The national trend toward overtime pay has forced dairy producers into a squeeze play, leaving them with three difficult paths:

  1. Absorb the Cost: Producers can pay the overtime, but with dairy margins already razor-thin and milk prices volatile, this often eats directly into the capital needed for farm maintenance and debt service.
  2. Split Shifts: Farmers can attempt to hire more part-time staff to keep everyone under the overtime threshold. However, in an era of historic rural labor shortages, finding double the number of qualified milkers is often an impossibility.
  3. Automate: This is the path of robotic milking. While the capital investment is massive, especially for larger scale operations — many producers see it as the only way to decouple their business from the rising cost and decreasing availability of manual labor.

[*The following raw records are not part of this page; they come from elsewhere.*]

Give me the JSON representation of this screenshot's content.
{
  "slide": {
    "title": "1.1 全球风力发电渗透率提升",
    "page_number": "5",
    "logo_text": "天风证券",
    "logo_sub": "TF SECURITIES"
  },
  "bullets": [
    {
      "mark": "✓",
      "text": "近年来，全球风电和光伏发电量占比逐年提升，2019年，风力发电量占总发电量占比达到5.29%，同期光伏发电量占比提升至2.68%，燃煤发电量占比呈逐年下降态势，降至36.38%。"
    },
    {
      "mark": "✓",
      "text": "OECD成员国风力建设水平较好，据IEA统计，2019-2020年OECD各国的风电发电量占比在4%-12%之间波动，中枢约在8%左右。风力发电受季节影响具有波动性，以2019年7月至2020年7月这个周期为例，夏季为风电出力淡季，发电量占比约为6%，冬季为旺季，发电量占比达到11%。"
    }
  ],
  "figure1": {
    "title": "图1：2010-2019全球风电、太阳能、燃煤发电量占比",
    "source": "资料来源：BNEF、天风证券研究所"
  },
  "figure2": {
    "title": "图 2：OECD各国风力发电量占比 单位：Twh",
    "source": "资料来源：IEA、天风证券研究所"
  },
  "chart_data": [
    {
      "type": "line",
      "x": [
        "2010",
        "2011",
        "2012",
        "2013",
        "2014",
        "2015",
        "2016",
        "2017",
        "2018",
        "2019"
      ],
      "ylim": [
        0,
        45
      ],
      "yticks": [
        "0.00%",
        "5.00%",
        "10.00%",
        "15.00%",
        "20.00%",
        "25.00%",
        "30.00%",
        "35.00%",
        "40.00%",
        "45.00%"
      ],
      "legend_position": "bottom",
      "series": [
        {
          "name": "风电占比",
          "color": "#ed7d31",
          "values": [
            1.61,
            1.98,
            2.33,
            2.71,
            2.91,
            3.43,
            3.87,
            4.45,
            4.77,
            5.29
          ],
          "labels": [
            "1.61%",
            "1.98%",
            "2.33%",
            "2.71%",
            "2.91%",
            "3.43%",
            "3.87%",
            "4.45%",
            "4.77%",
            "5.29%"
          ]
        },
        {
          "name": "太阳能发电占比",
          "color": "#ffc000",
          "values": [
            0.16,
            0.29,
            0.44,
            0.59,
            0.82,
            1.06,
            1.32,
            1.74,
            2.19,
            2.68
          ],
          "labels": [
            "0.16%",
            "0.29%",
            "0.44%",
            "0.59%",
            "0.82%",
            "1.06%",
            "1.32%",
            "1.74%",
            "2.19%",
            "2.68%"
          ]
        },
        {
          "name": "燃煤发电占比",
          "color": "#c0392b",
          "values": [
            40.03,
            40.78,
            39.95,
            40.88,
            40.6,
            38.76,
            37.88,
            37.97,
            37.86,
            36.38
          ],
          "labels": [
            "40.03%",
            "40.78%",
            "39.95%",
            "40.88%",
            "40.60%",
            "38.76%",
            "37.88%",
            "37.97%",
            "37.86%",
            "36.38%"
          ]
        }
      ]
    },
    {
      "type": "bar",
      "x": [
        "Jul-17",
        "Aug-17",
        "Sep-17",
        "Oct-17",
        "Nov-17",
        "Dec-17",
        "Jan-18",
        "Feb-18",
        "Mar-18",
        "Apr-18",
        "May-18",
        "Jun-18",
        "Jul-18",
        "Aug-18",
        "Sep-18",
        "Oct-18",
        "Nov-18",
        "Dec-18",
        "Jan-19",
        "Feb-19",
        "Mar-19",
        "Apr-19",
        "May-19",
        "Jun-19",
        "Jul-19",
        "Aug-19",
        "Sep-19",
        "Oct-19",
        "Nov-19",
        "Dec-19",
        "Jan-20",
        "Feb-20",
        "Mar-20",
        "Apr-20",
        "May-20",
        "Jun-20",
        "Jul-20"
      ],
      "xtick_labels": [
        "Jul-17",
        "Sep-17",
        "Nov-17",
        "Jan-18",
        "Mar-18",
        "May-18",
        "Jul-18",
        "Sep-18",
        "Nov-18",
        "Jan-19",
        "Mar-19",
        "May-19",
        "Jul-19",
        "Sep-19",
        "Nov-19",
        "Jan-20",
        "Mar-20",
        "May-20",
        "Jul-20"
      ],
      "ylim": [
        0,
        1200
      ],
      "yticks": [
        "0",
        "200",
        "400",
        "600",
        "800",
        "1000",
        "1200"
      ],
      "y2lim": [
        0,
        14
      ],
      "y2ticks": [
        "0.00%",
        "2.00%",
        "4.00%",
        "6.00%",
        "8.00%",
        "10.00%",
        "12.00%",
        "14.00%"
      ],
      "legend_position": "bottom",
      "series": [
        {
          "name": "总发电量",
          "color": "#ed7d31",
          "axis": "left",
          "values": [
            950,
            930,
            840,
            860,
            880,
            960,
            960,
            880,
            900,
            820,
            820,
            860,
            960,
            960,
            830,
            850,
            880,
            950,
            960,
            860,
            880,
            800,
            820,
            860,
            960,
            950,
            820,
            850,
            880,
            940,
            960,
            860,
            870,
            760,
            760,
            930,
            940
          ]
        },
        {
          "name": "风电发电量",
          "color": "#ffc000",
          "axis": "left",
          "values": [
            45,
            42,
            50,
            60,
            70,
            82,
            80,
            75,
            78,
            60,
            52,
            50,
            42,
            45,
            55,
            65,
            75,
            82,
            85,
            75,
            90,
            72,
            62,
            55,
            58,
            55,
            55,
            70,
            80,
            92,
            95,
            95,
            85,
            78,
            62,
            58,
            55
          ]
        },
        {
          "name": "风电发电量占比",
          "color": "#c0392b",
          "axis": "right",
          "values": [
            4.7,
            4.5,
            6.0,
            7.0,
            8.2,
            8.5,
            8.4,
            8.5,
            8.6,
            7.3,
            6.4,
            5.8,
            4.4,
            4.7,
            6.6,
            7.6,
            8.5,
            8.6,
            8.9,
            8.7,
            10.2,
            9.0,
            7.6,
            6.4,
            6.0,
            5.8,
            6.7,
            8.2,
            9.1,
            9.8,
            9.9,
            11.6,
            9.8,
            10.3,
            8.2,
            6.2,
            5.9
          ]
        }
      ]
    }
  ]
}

A Struggle for the Future of Farmland

The labor crisis is happening against a backdrop of shrinking agricultural resources. Colorado, for example, is losing farmland at a staggering rate.

“Colorado is losing farmland faster than any state in the country. With roughly 1.6 million acres lost in just five years ... we must take steps to support our farmers and ranchers,” said Sen. Cleave Simpson, a sponsor of SB26-064.

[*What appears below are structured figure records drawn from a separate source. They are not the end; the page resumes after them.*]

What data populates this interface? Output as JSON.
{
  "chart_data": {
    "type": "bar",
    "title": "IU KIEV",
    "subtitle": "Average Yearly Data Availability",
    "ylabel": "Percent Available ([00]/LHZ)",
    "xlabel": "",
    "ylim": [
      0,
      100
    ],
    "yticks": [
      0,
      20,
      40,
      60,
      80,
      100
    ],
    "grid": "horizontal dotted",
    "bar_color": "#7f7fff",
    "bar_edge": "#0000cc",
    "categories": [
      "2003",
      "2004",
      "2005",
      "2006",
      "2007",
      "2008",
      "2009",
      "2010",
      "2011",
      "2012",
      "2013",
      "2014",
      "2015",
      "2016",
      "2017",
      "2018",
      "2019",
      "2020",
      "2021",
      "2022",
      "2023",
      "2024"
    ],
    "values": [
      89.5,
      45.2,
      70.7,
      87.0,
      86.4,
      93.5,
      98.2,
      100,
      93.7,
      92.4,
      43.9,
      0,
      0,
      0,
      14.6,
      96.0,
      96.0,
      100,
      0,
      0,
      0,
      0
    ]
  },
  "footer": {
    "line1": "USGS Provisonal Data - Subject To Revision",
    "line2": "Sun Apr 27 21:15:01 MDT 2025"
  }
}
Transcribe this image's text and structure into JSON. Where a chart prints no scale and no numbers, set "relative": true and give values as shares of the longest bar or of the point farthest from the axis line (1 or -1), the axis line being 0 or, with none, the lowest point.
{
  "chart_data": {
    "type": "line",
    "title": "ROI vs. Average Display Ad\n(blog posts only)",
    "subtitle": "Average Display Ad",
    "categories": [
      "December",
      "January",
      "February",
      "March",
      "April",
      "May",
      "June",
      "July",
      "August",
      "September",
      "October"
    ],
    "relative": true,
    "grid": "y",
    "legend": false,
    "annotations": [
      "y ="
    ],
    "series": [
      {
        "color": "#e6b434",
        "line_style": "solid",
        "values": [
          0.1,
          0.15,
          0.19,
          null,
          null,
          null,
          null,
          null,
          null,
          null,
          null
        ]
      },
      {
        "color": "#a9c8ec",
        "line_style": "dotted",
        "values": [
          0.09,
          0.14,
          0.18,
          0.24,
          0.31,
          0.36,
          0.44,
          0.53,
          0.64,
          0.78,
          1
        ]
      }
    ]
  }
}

Legislators like Simpson and Sen. Dylan Roberts (D-Frisco) are attempting to balance these new labor realities with support programs, such as the Agricultural Future Loan Program.

“Farmers and ranchers are the backbone of our state, and in a time of increasing uncertainty, they need our support now more than ever.”
Colorado Senator Dylan Roberts

The End of the Exception

As the dairy industry moves toward a labor model that mirrors manufacturing and industrial sectors, the farmer’s motto of working until the job is done is being tested by the reality of the punch clock. For producers like Medeiros and Sheehan, the goal remains the same: taking care of the land, the animals and the people. But as the legal landscape continues to shift, the cost of that care is higher than it has ever been.

The next decade will likely determine who survives this transition. As labor laws evolve, the U.S. dairy farm is being forced to evolve with them — whether through technology, new management styles or, in some cases, the difficult decision to exit the industry entirely.